Tibble with the following structure:

  testkit_id
  sequence_ID
  genbank_accession
  pipeline
  submission_date
  release_date
Procedure
  1. Input → deidentifiedDB::compile_genbank_table() → Output

Other Useful Functions

GenBank Submission

Input
  1. Vector containing testkit_ids to be submitted
  2. Path to the directory containing single-sequence FASTA files with consensus sequence for each testkit_id (found in /variants/ivar/consensus/bcftools/)
  3. sample_collection, demographics and viralrecon tables discussed above.
Output

R list with the following elements:

  1. int_tbl - Tibble for internal records
  2. ext_tbl - Tibble containing metadata in the format required by GenBank
  3. seqs - DNAStringSet containing the consensus sequences.
Procedure
  1. deidentifiedDB::compile_genbank() → Output

  2. The DNAStringSet can be written to a multi-sequence FASTA file by using the following command:

    writeXStringSet(Output[['seqs']], 
                    'genbank_submission.fasta')
    

get_pangolin_distribution()

Input
  1. sample_collectionand viralrecon tables discussed above.
Output

Monthly count of sequenced samples belonging to each Pangolin lineage.
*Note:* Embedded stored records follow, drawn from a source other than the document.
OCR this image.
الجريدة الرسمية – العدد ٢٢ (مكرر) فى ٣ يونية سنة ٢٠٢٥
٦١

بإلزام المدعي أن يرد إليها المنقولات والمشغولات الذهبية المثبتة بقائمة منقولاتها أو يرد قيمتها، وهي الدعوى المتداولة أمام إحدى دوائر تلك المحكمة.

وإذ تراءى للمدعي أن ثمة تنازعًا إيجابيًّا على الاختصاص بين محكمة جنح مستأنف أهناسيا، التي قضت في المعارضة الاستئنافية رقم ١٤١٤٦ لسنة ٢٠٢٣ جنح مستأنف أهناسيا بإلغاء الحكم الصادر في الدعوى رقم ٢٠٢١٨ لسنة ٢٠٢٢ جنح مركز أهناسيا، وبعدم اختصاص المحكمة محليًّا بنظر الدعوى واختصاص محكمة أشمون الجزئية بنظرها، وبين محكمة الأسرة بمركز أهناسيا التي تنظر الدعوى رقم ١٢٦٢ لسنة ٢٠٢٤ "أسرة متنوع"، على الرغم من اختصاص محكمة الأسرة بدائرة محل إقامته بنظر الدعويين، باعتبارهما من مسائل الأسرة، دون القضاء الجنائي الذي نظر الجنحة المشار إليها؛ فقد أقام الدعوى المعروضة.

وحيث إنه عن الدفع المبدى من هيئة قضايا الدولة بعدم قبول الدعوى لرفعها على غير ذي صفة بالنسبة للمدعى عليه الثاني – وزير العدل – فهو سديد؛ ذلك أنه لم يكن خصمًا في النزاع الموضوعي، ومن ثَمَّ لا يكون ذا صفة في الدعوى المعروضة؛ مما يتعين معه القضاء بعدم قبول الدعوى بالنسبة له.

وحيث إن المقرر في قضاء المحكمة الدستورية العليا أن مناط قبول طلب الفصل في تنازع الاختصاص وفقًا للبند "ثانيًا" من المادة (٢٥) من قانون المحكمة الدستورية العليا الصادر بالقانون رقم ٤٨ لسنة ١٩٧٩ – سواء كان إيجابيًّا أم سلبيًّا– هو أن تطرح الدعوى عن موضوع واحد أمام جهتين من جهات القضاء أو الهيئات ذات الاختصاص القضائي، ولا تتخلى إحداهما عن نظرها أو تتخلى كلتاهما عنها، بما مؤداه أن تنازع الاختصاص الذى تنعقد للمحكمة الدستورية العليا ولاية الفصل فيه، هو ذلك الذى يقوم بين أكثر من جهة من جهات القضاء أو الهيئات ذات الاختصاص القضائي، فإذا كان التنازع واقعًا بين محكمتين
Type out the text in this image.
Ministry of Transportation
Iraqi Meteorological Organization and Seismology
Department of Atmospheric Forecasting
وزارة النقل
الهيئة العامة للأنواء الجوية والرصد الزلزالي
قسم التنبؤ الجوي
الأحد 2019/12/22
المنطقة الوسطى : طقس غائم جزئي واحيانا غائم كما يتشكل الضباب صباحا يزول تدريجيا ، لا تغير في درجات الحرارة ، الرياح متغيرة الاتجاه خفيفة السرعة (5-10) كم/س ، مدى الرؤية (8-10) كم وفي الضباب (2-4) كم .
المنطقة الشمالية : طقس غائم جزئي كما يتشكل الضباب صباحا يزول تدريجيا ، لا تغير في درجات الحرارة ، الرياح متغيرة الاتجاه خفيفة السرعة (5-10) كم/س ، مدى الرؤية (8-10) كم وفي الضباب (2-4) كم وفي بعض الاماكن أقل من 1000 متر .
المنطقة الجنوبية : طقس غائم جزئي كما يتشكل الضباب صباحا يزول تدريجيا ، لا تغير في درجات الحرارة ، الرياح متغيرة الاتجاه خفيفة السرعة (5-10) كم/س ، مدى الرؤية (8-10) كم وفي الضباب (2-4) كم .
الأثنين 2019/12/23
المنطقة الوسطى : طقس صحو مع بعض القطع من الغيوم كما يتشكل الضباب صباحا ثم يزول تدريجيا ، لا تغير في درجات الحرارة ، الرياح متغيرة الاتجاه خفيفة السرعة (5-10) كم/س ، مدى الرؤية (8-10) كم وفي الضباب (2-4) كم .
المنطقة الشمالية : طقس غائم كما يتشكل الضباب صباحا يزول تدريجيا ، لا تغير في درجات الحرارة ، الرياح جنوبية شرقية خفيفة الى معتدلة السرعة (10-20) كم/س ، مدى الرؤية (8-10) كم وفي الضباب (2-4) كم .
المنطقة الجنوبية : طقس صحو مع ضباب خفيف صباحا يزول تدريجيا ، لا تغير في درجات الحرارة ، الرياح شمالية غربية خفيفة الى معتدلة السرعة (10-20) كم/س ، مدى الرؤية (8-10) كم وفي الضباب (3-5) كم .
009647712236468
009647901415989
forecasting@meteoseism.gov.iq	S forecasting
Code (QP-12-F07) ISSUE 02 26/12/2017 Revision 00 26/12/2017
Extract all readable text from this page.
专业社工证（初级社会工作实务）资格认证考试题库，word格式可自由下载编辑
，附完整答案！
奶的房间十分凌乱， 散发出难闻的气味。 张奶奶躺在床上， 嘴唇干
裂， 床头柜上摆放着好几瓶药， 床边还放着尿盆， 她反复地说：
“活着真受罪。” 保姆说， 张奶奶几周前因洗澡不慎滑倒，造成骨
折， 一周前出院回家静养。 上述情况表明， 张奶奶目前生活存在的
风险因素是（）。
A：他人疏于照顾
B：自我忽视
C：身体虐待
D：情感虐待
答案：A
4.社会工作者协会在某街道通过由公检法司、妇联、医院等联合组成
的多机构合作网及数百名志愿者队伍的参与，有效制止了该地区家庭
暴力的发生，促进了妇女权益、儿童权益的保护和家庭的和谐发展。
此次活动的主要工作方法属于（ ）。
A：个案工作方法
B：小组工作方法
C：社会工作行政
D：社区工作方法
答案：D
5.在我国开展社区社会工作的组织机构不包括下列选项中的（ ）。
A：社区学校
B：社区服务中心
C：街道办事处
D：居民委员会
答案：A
Tibble with the following columns:

  collection_month
  lineage
  n_sequenced_samples
Procedure
  1. deidentifiedDB::get_pangolin_distribution() → Output

get_nextclade_distribution()

Input
  1. sample_collection and viralrecon tables discussed above.
Output

Monthly count of sequenced samples belonging to each Nextclade

Tibble with the following columns:

  collection_month
  clade
  n_sequenced_samples
Procedure
  1. deidentifiedDB::get_nextclade_distribution() → Output

get_positivity()

Computes Weekly Test Positivity Rate (TPR)

Input
  1. sample_collectionand viralrecon tables discussed above.
Output

Tibble with the following columns:

      collection_week
      week_start
      week_end
      order_priority
      TOTAL
      POSITIVE
      NEGATIVE
      POSITIVITY
Procedure
  1. deidentifiedDB::get_positivity() → Output

get_daily_diagnostics()

Input
  1. diagnostics table discussed above.
Output

Tibble with the following columns:

  <grouping_variables>
  count
Procedure
  1. deidentifiedDB::get_daily_diagnostics() → Output

Make sure are specified in the function call.

For example:

deidentifiedDB::get_daily_diagnostics(diagnostics_tbl,
                                  start_date,
                                  end_date,
                                  *run_date*,
                                  *result*)


CUGBF/deidentifiedDB documentation built on Sept. 13, 2023, 6:28 a.m.